추천 시스템의 진정한 묘미는 사용자 본인도 모르는 취향 발견, 재구매로 연결하도록 설계
누가 필요할까?
- 모든 플랫폼 서비스
- 이유1: 플랫폼은 다수의 판매자와 소비자를 필요로 함, 문제는 카테고리와 메뉴구성이 복잡해지면 소비자의 제품 선택에 부작용
- 이유2: 만족도가 떨어지면 고객은 그 플랫폼을 떠날 가능성이 크며, 이는 플랫폼 서비스의 매출 하락과 직결
- 모든 플랫폼 서비스는 기본적으로 추천서비스를 장착하고 싶어함
영화 데이터를 기준으로 추천시스템을 단계별로 구현함을 목표로 함

II. 추천시스템의 유형 및 역사

추천시스템의 유형과 간단한 역사에 대해 배워보도록 한다.

(1) 유형

크게 세가지로 구분됨.
- Demographic Filtering
- 콘텐츠 기반 필터링 (Content Filtering)
- 협업 필터링 (Collaborative Filtering)
  - 최근접 이웃(Nearest Neighbor)
  - 잠재 요인(Latent Factor)

(2) 역사

초창기: 콘텐츠 기반 필터링 또는 최근접 이웃 기반 협업 필터링이 주로 사용됨.
중기: 넷플릭스 추천 시스템 경연 대회에서 행렬 분해 (Matrix Factorization) 기법을 이용한 잠재요인 협업 필터링 방식으로 우승한 뒤, 유명해짐.
최근: 개인화 특성을 강화하기 위해서 하이브리드 형식으로 콘텐츠 기반과 협업 기반을 적절히 결합해 사용하는 경우도 늘고 있음

III. Demographic Filtering

가장 기초적이면서 Simple한 추천시스템 방식
같은 영화를 인구통계학에 기반하여 각 사용자에게 추천
그런데, 영화추천 시, 주로 인기도가 높은 대중적인 영화 위주 (예를 들면 Top 250개)만 선별하여 각 사용자에게 전달. 대중적인 영화들은 영화를 보지 않는 다른 일반 관객들에게게 호감을 가질 가능성이 더 높을 것으로 추정
필요조건
- 영화 평점 점수
- 평점 점수 기반 영화 정렬

(1) 데이터 수집

데이터는 kaggle에서 가져왔다.
- https://www.kaggle.com/rounakbanik/the-movies-dataset/data

(2) 데이터 설명

여러 데이터들이 있는데, 관련 내용은 캐글 본문의 것을 그대로 사용한다.
- movies_metadata.csv: The main Movies Metadata file. Contains information on 45,000 movies featured in the Full MovieLens dataset. Features include posters, backdrops, budget, revenue, release dates, languages, production countries and companies.
- keywords.csv: Contains the movie plot keywords for our MovieLens movies. Available in the form of a stringified JSON Object.
- credits.csv: Consists of Cast and Crew Information for all our movies.

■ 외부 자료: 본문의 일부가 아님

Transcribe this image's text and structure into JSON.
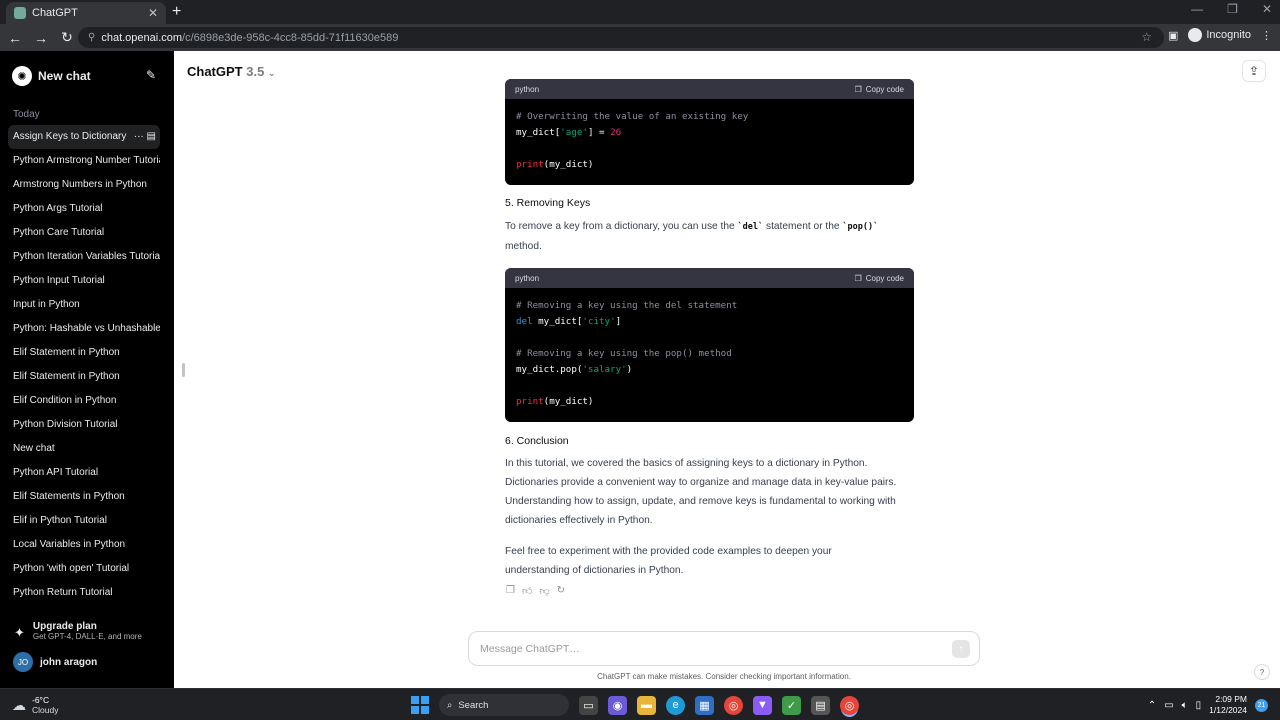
{
  "browser": {
    "tab_title": "ChatGPT",
    "url_host": "chat.openai.com",
    "url_path": "/c/6898e3de-958c-4cc8-85dd-71f11630e589",
    "profile_label": "Incognito"
  },
  "sidebar": {
    "new_chat": "New chat",
    "section_today": "Today",
    "items": [
      {
        "label": "Assign Keys to Dictionary"
      },
      {
        "label": "Python Armstrong Number Tutorial"
      },
      {
        "label": "Armstrong Numbers in Python"
      },
      {
        "label": "Python Args Tutorial"
      },
      {
        "label": "Python Care Tutorial"
      },
      {
        "label": "Python Iteration Variables Tutorial"
      },
      {
        "label": "Python Input Tutorial"
      },
      {
        "label": "Input in Python"
      },
      {
        "label": "Python: Hashable vs Unhashable"
      },
      {
        "label": "Elif Statement in Python"
      },
      {
        "label": "Elif Statement in Python"
      },
      {
        "label": "Elif Condition in Python"
      },
      {
        "label": "Python Division Tutorial"
      },
      {
        "label": "New chat"
      },
      {
        "label": "Python API Tutorial"
      },
      {
        "label": "Elif Statements in Python"
      },
      {
        "label": "Elif in Python Tutorial"
      },
      {
        "label": "Local Variables in Python"
      },
      {
        "label": "Python 'with open' Tutorial"
      },
      {
        "label": "Python Return Tutorial"
      }
    ],
    "upgrade_title": "Upgrade plan",
    "upgrade_sub": "Get GPT-4, DALL·E, and more",
    "user_initials": "JO",
    "user_name": "john aragon"
  },
  "header": {
    "model_name": "ChatGPT",
    "model_version": "3.5"
  },
  "content": {
    "code1_lang": "python",
    "copy_label": "Copy code",
    "code1_comment": "# Overwriting the value of an existing key",
    "code1_var": "my_dict[",
    "code1_key": "'age'",
    "code1_assign": "] = ",
    "code1_num": "26",
    "code1_print": "print",
    "code1_print_arg": "(my_dict)",
    "h5": "5. Removing Keys",
    "p5_a": "To remove a key from a dictionary, you can use the ",
    "p5_del": "`del`",
    "p5_b": " statement or the ",
    "p5_pop": "`pop()`",
    "p5_c": "method.",
    "code2_lang": "python",
    "code2_c1": "# Removing a key using the del statement",
    "code2_kw": "del",
    "code2_l2": " my_dict[",
    "code2_city": "'city'",
    "code2_close": "]",
    "code2_c2": "# Removing a key using the pop() method",
    "code2_pop": "my_dict.pop(",
    "code2_salary": "'salary'",
    "code2_paren": ")",
    "code2_print": "print",
    "code2_print_arg": "(my_dict)",
    "h6": "6. Conclusion",
    "p6": "In this tutorial, we covered the basics of assigning keys to a dictionary in Python. Dictionaries provide a convenient way to organize and manage data in key-value pairs. Understanding how to assign, update, and remove keys is fundamental to working with dictionaries effectively in Python.",
    "p7": "Feel free to experiment with the provided code examples to deepen your understanding of dictionaries in Python."
  },
  "composer": {
    "placeholder": "Message ChatGPT…",
    "disclaimer": "ChatGPT can make mistakes. Consider checking important information.",
    "help": "?"
  },
  "taskbar": {
    "temp": "-6°C",
    "condition": "Cloudy",
    "search": "Search",
    "time": "2:09 PM",
    "date": "1/12/2024",
    "notif_count": "21"
  },
  "colors": {
    "sidebar_bg": "#000000",
    "code_bg": "#000000",
    "code_header_bg": "#343541",
    "string": "#00a67d",
    "number": "#df3079",
    "keyword": "#2e95d3"
  }
}
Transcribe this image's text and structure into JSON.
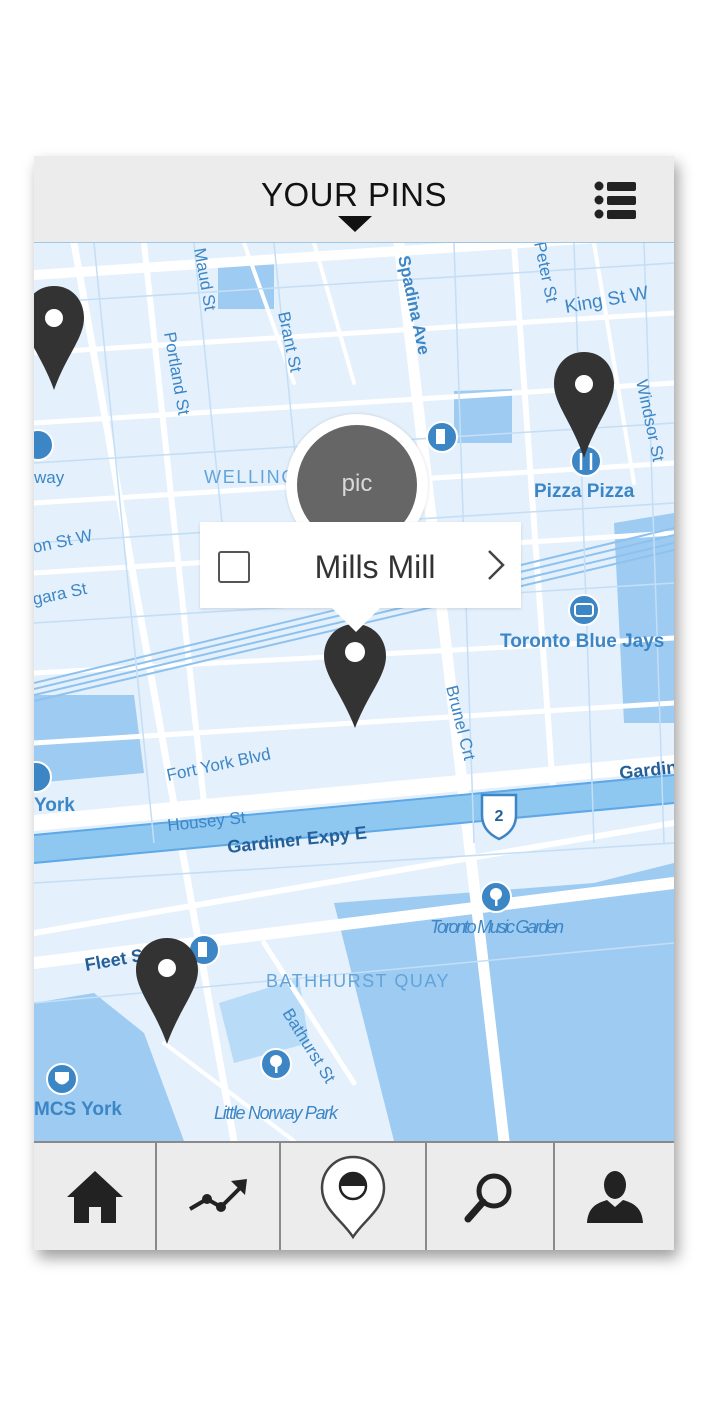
{
  "header": {
    "title": "YOUR PINS",
    "menu_icon": "list-icon"
  },
  "map": {
    "street_labels": [
      "Maud St",
      "Brant St",
      "Spadina Ave",
      "Peter St",
      "King St W",
      "Portland St",
      "Windsor St",
      "Brunel Crt",
      "Fort York Blvd",
      "Housey St",
      "Gardiner Expy E",
      "Gardiner",
      "Bathurst St",
      "Fleet St",
      "on St W",
      "gara St",
      "way"
    ],
    "area_labels": [
      "WELLINGTON PLACE",
      "BATHHURST QUAY"
    ],
    "poi_labels": [
      "Pizza Pizza",
      "Toronto Blue Jays",
      "Toronto Music Garden",
      "Little Norway Park",
      "York",
      "MCS York"
    ],
    "highway_shield": "2",
    "colors": {
      "land": "#e4f0fb",
      "water": "#9ecbf2",
      "road": "#ffffff",
      "label": "#3d86c6"
    }
  },
  "popup": {
    "photo_label": "pic",
    "place_name": "Mills Mill",
    "checked": false
  },
  "pins": [
    "pin-left-edge",
    "pin-pizza-pizza",
    "pin-mills-mill",
    "pin-fleet-st"
  ],
  "tabbar": {
    "tabs": [
      {
        "name": "home",
        "icon": "home-icon"
      },
      {
        "name": "trends",
        "icon": "trend-chart-icon"
      },
      {
        "name": "pins",
        "icon": "map-pin-icon",
        "active": true
      },
      {
        "name": "search",
        "icon": "search-icon"
      },
      {
        "name": "profile",
        "icon": "user-icon"
      }
    ]
  }
}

Available in the form of a stringified JSON Object.
- links.csv: The file that contains the TMDB and IMDB IDs of all the movies featured in the Full MovieLens dataset.
- links_small.csv: Contains the TMDB and IMDB IDs of a small subset of 9,000 movies of the Full Dataset.
- ratings_small.csv: The subset of 100,000 ratings from 700 users on 9,000 movies.

(3) 구글 드라이브와 연동

구글 드라이브와 연동하여 pandas를 활용하여 데이터를 수집한다.
구글 드라이브와 연동하는 방법에 대해서는 Colab + Drive + Github Workflow에서 확인한다.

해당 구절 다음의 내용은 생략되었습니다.